Du temps pour les tournées

Grâce à la simplicité de son système d'élevage, Patricia peut se dégager un mercredi et un jeudi sur deux pour des livraisons dans la région. En revanche, l'emploi du temps se complique quand elle doit acheminer des commandes à Paris... Heureusement, des charges réduites au minimum et un lait bien valorisé lui permettent ensuite l'emploi d'un salarié à temps partiel, qui se charge de la traite quotidienne.

Puis le marché du bio reprend des couleurs, et les ventes augmentent. Les efforts de Patricia et de ses collègues portent leurs fruits. Leur petite entreprise prend de l'ampleur. «Nous avons réussi l'essentiel, à savoir implanter le bio dans le secteur, se réjouit-elle. Pendant deux ans, nous avons beaucoup travaillé sans rien gagner. Mais c'était très formateur. Nous avons appris à gérer une entreprise et à faire du commerce. Les tournées auprès des clients exigent beaucoup de relationnel.» Parfois, Patricia est un peu débordée, surtout en période de vêlages, groupés sur mars et avril, mais elle continue.

«La vente me fait sortir de mon exploitation et rencontrer des gens, explique-t-elle. C'est un enrichissement auquel je tiens. Et malgré le temps que ça me prend, je me suis prise au jeu! Avec notre petit statut d'éleveurs, nous arrivons à nous débrouiller.

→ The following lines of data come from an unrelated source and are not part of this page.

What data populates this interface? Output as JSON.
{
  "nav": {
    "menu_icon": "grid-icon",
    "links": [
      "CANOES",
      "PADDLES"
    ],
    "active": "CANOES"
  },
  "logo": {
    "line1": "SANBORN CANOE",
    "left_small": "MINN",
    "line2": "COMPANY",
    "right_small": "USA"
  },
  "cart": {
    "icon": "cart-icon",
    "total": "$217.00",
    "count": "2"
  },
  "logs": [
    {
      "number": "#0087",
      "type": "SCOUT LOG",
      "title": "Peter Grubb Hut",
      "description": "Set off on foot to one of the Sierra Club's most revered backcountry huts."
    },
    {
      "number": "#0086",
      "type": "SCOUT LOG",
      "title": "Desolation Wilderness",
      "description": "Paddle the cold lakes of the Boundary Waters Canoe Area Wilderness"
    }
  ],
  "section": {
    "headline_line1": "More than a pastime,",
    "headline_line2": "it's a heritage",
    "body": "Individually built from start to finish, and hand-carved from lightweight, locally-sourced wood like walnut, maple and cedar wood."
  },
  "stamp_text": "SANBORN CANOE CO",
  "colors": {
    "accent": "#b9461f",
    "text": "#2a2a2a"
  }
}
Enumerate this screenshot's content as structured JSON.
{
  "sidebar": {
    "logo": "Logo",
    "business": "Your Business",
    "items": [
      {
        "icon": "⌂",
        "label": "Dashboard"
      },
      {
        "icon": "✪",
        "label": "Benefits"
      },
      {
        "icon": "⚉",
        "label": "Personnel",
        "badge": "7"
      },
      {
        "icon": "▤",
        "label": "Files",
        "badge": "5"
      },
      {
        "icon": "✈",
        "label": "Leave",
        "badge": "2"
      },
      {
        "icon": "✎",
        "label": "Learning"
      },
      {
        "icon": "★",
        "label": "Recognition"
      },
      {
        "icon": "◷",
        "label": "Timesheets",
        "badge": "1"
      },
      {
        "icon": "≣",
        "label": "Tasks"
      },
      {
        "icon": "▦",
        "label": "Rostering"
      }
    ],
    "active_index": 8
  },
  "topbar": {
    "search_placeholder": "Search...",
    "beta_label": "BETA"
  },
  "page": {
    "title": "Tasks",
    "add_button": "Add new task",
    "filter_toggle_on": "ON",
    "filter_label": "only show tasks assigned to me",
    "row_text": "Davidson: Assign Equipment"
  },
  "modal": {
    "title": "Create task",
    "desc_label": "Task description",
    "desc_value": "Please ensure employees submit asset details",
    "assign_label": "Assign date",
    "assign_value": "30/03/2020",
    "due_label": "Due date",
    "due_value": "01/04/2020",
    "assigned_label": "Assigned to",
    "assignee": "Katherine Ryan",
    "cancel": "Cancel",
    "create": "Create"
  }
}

Le défi a été relevé.»

Patricia Bouffard et Benoît Lacroix, de la SARL Les fermes bio. Le commerce est fait par les paysans

La SARL «Les fermes bio» se crée autour d'une idée centrale, ce sont les producteurs eux-mêmes qui démarchent et livrent les produits fabriqués avec le lait bio. La coopérative collecte et achète leur lait, transforme les quantités comandées, et leur revend les marchandises, comme à ses autres clients. Les six premiers mois, la SARL fait transformer 30.000 litres. En 2006, elle passe à 250.000 litres, pour un chiffre d'affaires de 175.000 euros. «Nous souhaitons rendre le bio abordable, précise Benoît Lacroix, le gérant de la structure. Mais nous sommes aussi dépendants de notre prix d'achat à la laiterie. Aujourd'hui, nos marges bénéficiaires sont trop faibles.» Grâce à leurs trois produits «de base», les associés peuvent écouler de gros volumes. Pour augmenter leurs marges, ils ont pensé à des produits à plus forte valeur ajoutée, mais le marché croule déjà sous une offre de yaourts bio industriels. «Notre objectif est d'augmenter les volumes sans accroître le travail, explique Benoît. Nous voulons aussi conserver une assise régionale. Nous avons été de bons commerciaux, nous devons devenir de bons gestionnaires. A présent, nous commençons à pouvoir rémunérer ceux qui font tourner la SARL!»